GM’s decision could redefine planning’s place
The World Wrestling Federation’s brutal charm is built in no small measure on the fact that matches go on forever.
Protagonists are always bouncing up off the mat after a vicious beating, ready to resume the fight. This is not new: It is an axiom of storytelling that conflict compels; but drawn-out battles between equals who pound away at each other compels us the most.
Like wrestlers, full-service shops and media agencies are locked in an epic battle over strategic media planning, hurling each other around and snarling about who’s got the biggest muscles.
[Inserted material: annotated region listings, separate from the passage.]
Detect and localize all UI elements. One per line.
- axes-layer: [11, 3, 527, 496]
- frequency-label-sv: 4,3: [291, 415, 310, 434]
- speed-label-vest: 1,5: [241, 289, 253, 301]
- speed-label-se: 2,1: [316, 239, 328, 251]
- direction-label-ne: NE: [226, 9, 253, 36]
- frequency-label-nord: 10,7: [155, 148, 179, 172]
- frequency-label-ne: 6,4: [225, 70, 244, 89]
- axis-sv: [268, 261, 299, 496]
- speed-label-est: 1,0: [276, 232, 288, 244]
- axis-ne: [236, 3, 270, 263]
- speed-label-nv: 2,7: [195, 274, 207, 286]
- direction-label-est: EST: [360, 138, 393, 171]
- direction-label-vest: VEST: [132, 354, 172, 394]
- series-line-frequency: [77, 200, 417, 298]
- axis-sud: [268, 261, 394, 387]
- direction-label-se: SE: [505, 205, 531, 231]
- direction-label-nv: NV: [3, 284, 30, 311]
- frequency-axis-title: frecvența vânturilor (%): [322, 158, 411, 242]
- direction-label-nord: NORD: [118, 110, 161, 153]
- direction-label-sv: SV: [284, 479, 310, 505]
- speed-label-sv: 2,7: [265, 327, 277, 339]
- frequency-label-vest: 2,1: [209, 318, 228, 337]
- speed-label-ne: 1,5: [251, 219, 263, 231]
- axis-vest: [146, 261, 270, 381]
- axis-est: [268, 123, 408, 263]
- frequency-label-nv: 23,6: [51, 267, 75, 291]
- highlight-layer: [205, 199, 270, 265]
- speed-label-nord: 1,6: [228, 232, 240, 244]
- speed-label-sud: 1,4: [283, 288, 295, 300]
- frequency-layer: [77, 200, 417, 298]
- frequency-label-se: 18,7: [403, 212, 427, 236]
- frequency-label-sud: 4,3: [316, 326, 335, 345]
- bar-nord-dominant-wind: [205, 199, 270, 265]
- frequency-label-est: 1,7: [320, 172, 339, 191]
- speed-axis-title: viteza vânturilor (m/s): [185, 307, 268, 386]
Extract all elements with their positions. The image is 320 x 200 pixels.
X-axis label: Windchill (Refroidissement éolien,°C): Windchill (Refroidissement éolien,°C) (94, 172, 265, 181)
With the announcement last week that General Motors is taking planning away from 17 line agencies and consolidating it at Starcom MediaVest Group, media agencies are, for now, kings of the ring.
GM’s decision has far more impact than a mere buying consolidation. It validates the idea that strategic media planning is not a full-service shop’s birthright–and coming from the world’s largest advertiser, that’s a powerful validation.
More to the point, tens of millions of dollars in revenue will now move from full-service shops, which would call themselves “faces” or good guys in wrestling terms, to a media specialist. Brand shops would deem Starcom a “heel,” or bad guy, in grappling parlance.
I’ve had several nervous calls from big agency, full-service media directors about this situation. They glumly agree that their self-proclaimed role as planning champions has taken a hard hit. The review also is likely to fuel smaller shops’ apprehension about their chances of survival if they don’t align themselves with big media agencies.
Until the GM review, the media agencies seemed to be in a submission hold. Full-service shops pinned their rivals in several high-profile reviews. I had calls from media directors about it. All gleefully agreed that media agencies’ role as planning champions was a hollow boast.
But those were buying only or planning and buying contests, not pure planning competitions. This time, the client didn’t want to hear from its lead shops; it went straight for the media specialists.
In fact, while it’s not rare, it is unusual for an advertiser to have a planning-only review. And GM’s thrown a new wrinkle into the game–rather than move media planning to a buying agency, or assign planning to an existing shop, it’s creating a new, planning-specific entity tentatively called Planworks. In any case, breaking out the planning function flies in the face of tradition: That the ideal scenario is to house both functions at the same entity.
The arrival of Planworks on the ad agency landscape also weakens the claim that strategic development is an intrinsic function of an agency responsible for brand advertising. It opens the door to new ideas about how and where clients can receive this critical counsel.
Some predict a flood of planning-only experimentation will follow Planworks’ debut. Some don’t.
Historically, imitation is the sincerest form of advertising. If that happens, the ring will be filled with tag teams of planning and buying specialists.